3 mois offerts chez Pennylane avec le code PENNY3· J−16 avant l’obligation du 1er sept. 2026
Accueil / Profils Factur-X : du MINIMUM à EXTENDED, lequel…

Profils Factur-X : du MINIMUM à EXTENDED, lequel choisir

publié le 21/06/2026· mis à jour le 05/06/2026· 10 min de lecture

Deux fichiers Factur-X peuvent sembler parfaitement identiques à l’écran : même PDF, même logo, même mise en page. Pourtant, l’un transporte une douzaine de données structurées, l’autre la quasi-totalité des 165 termes métier du noyau européen. La croyance selon laquelle une Factur-X serait conforme par nature ne tient pas. Tout se joue dans le profil, c’est-à-dire le niveau de remplissage du XML embarqué.

Le standard, décrit en détail dans le guide Factur-X : le format hybride PDF+XML, définit cinq profils cumulatifs : MINIMUM, BASIC WL, BASIC, EN 16931 et EXTENDED. La version 1.08, publiée le 4 décembre 2025 et applicable depuis le 15 janvier 2026, conserve cette architecture à l’identique.

Le choix n’a rien de cosmétique. Un profil trop pauvre prive le destinataire de toute automatisation comptable. Un profil mal déclaré provoque un rejet pur et simple par la plateforme agréée, donc une facture non transmise au 1ᵉʳ septembre 2026.

EN 16931 · noyau sémantique européen
165 termes métier
C’est le volume de données que la norme décrit. Le XML d’un profil MINIMUM n’en structure qu’une douzaine : tout le reste demeure invisible pour les machines.

Ce qu’un profil change concrètement dans le fichier

Avant de comparer les cinq niveaux, il faut comprendre où le profil agit. Il ne modifie ni l’apparence du PDF ni son enveloppe technique. Il dicte uniquement le contenu du XML attaché et la déclaration de conformité qui l’accompagne.

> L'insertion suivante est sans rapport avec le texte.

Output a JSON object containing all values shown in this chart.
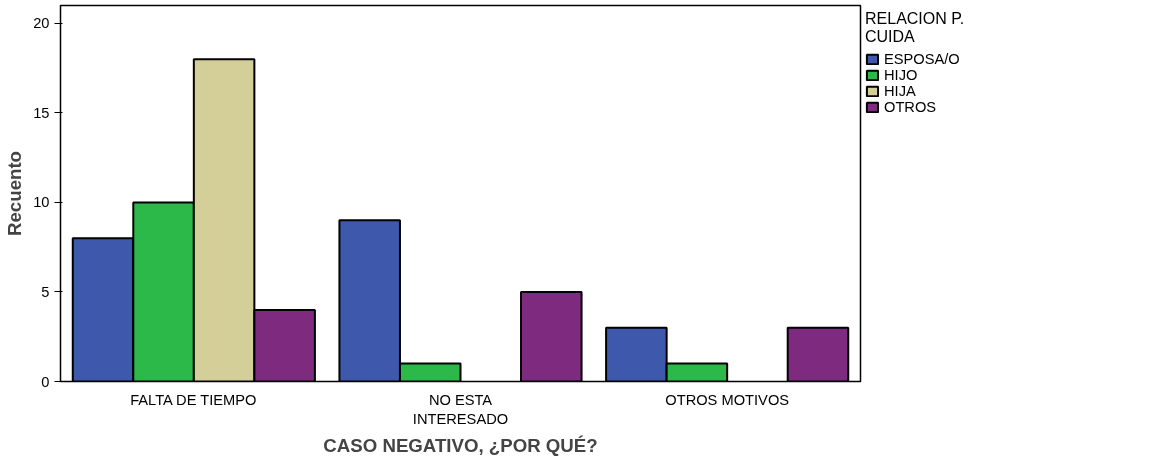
{
  "chart_data": {
    "type": "bar",
    "xlabel": "CASO NEGATIVO, ¿POR QUÉ?",
    "ylabel": "Recuento",
    "legend_title": "RELACION P. CUIDA",
    "categories": [
      "FALTA DE TIEMPO",
      "NO ESTA INTERESADO",
      "OTROS MOTIVOS"
    ],
    "series": [
      {
        "name": "ESPOSA/O",
        "color": "#3e58ac",
        "values": [
          8,
          9,
          3
        ]
      },
      {
        "name": "HIJO",
        "color": "#2db84a",
        "values": [
          10,
          1,
          1
        ]
      },
      {
        "name": "HIJA",
        "color": "#d4ce98",
        "values": [
          18,
          null,
          null
        ]
      },
      {
        "name": "OTROS",
        "color": "#7e2a7f",
        "values": [
          4,
          5,
          3
        ]
      }
    ],
    "ylim": [
      0,
      21
    ],
    "yticks": [
      0,
      5,
      10,
      15,
      20
    ],
    "grid": false,
    "legend": "top right"
  }
}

Un même conteneur PDF/A-3, un XML à géométrie variable

Toute Factur-X repose sur la même mécanique : un PDF/A-3 lisible par un humain, dans lequel est encapsulé un fichier XML à la syntaxe CII de l’UN/CEFACT. Depuis la version 1.08, alignée sur ZUGFeRD 2.4 côté allemand, ce XML s’appuie sur le référentiel CII D22B, tout en restant rétrocompatible avec le D16B des versions antérieures.

Le profil détermine ensuite le niveau de remplissage. Les cinq paliers sont globalement cumulatifs : chaque niveau reprend l’essentiel des champs du précédent et en ajoute. Cependant, certaines cardinalités évoluent d’un palier à l’autre. Un champ optionnel en BASIC peut devenir obligatoire en EN 16931. C’est pourquoi la FNFE-MPE publie, pour chacun des cinq profils, un schéma XSD et un Schematron de validation dédiés.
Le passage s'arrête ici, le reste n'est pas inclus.